As he grows, his voice can become louder. I have noticed in the last few days that his cry is becoming more audible. His voice will most likely be breathy and raspy because air will escape between the vocal cords when he speaks. Fortunately, there are more treatments available for unilateral VCP than bilateral VCP. They won't do any treatments to improve voice until he is much older to see what his body will do on its own first.

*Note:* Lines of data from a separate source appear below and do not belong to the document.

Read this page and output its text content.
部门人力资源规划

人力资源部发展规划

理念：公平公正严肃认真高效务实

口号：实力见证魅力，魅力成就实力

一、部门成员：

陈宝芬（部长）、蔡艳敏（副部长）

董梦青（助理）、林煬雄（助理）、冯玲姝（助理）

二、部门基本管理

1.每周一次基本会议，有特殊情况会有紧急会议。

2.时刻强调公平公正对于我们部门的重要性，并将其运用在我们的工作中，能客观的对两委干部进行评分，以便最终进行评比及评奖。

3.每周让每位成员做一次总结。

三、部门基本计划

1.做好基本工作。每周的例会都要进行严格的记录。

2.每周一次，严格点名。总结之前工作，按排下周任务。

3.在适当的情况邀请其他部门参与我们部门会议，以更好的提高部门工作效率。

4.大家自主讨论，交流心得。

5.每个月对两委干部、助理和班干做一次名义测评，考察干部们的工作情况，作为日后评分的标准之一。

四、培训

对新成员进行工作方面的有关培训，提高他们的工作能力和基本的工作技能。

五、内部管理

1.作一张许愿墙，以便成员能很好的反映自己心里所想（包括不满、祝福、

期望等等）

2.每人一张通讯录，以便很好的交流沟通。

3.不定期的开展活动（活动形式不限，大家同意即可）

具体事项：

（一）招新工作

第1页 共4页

I am just thrilled that he will not need a tracheotomy. I feel like a raspy voice isn't a bad trade off considering all the potential problems we were lucky enough to avoid. The left VCP was a result of the PDA heart surgery he had when he was two weeks old. It is a common problem with this surgery; however, the surgery was necessary to save his life. The nerve that moves the vocal cord wraps around the heart, and I suppose that when you are performing surgery on a 1 1/2 pound baby with a tiny heart, damage to this nerve is hard to avoid. They told us about this risk when we signed off on the surgery, but there really was no choice but to have the surgery. He would not have survived without it. Camdyn also had the surgery, but her nerve was not damaged.
When I was driving Cade to the ENT today, the song "Hope Now" came on the radio. I just felt God was sending me a message to keep faith and trust in Him. I felt much better after hearing that knowing that He is going to take care of my sweet babies. We just feel so blessed to have both of our babies home with us. Wow, what a story they will have to tell!